On Independence Day, It’s Time to Ask: When Will We Really Be Free?


On Independence Day, It’s Time to Ask: When Will We Really Be Free?

Illustration: Shruti Yatam

It all began when Tilak thundered, “Swarajya is my birthright and I shall have it!” Of course, he got accused of sedition. Over a century later, a JNU student proclaimed he wanted azaadi. What do you know, he got slapped with a charge of sedition too. The point to be noted is that one wanted independence (swarajya), the other, freedom (azaadi). Both got something they didn’t ask for. But it’s a good day to ask and ponder, what is the difference between the two?

Simply put, freedom is the power or right to act, speak, or think as one wants without hindrance or restraint. That should mean being able to joke without defamation cases following. It means being able to write articles without death threats. It means being able to eat without lynchings. It means a lot of things that we currently don’t have. But then again, aren’t we one of the most free countries in the world?

Before you scoff, bear with me. We can block traffic because our friend is getting married. We can relieve ourselves against any wall or behind any bush. We can honk without any regard for noise pollution, while cutting lanes at will. We are free to be casteist, a freedom we proudly tout when looking for brides and grooms. We are free to practice hierarchies in the subtlest possible way, say by having separate glasses for our maids. We are free to migrate to any part of our country to look for work.

In fact, it makes offence a right not a privilege. On the other hand, independence is being free from outside control; not having to depend on an outside authority.

So, looked at one way, we have the freedoms that make life convenient for ourselves. We perhaps lack those which pose inconvenient questions, but who wants to ask those questions when three months of a year we are asking, “Score kya hua?
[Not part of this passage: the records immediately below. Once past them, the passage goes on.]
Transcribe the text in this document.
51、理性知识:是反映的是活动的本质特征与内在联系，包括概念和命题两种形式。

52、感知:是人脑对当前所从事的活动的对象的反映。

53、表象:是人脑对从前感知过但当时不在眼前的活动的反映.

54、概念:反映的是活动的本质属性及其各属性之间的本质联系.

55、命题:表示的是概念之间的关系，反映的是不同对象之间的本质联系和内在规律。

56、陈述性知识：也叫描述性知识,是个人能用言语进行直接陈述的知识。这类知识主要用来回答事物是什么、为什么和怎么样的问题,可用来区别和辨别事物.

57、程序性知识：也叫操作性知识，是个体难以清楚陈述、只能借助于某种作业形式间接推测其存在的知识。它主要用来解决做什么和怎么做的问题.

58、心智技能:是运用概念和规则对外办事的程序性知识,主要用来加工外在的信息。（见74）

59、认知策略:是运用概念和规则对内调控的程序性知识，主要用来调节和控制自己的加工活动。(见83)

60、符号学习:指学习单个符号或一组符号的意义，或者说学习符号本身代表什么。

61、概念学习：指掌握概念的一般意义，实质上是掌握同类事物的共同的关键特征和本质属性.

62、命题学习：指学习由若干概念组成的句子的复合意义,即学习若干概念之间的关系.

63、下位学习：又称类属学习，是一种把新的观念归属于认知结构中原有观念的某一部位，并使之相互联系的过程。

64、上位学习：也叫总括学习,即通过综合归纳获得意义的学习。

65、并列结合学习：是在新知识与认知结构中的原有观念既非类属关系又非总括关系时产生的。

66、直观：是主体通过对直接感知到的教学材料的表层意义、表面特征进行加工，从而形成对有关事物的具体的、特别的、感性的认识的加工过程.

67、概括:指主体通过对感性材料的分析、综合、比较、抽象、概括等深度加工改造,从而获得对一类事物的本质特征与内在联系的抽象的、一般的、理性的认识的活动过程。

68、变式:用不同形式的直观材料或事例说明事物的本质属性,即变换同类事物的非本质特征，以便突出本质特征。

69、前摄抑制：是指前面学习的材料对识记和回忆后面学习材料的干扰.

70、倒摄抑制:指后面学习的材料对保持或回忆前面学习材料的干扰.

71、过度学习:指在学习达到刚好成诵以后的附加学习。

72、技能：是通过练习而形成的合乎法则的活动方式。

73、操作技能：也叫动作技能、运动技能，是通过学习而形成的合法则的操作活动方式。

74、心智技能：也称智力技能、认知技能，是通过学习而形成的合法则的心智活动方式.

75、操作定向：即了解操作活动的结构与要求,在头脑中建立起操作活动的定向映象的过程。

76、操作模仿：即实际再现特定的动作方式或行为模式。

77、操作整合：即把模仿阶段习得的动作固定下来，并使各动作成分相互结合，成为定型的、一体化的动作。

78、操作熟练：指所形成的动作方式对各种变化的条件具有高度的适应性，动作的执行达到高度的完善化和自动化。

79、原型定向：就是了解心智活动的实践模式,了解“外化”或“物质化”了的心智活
Freedom is basically the ability to think and act as you see fit. Even if it offends someone else. In fact, it makes offence a right not a privilege. On the other hand, independence is being free from outside control; not having to depend on an outside authority. Freedom is the absence of such a restraint in the first place. But compared to freedom, independence is a tough thing to achieve.

You’ll know if you’ve ever moved out of your parents house. It means responsibilities, it means the buck stops with you. It is neatly summed up in what Ambedkar famously said, “We have lost the excuse of blaming the British for anything going wrong. If hereafter things go wrong, we will have nobody to blame except ourselves.” Independence is love marriage – you have made your choices, you live with them. You can’t blame your parents if your partner doesn’t live up to your expectations. Independence is being a freelancer. You can’t wait for business or briefs to come for you. You look for them on your own. It means being more enterprising, more driven, more focused.  

You can be dependent on someone and still be free. Remember childhood? In retrospect, dependence seems easy and convenient. As an adult, I often wonder why did I crave independence so badly as a kid? It was so much easier when food was put on my plate, when I didn’t know who paid the bills, when nothing was my problem. You could continue living. Of course there were laws and deadlines, but then, you brokered deals with parents. It was essentially dominion status, something our leaders in the freedom struggle ultimately rejected.

You can be independent and not be free. Remember bachelorhood? Living in your own house gives you the illusion of freedom, but that’s all that it is: there is always someone watching. Complete freedom is perhaps attainable only in your bathroom. Perhaps a reason why long showers are a thing.

Fact is, you are free when you feel free. Come to think of it, independence is harmless to grant, freedom is risky. Freedom gives me the autonomy and right of expressing views in public places even against authority. Independence just gives me rights to go everywhere within the independent state. Independence means I thank authority. Freedom means, I question it. Independence is my right to be heard. Freedom is my right to speak.

Independence is nationalistic and freedom is patriotism. One praises your country no matter what. The latter criticises it (these days, no matter what).

What’s more preferred – independence or freedom? It’s absolutely great to have both, but given how things stand, that may well be a pipe dream. Freedom is dying a slow death; the assassination attempts, sedition charges, cartoonists going to jail, invasions of privacy, labelling citizens as anti-nationals, and so much more is proof.

And without freedom, does independence really count? I guess, kuch haar ke kuch jeetne wale ko democracy kehte hai.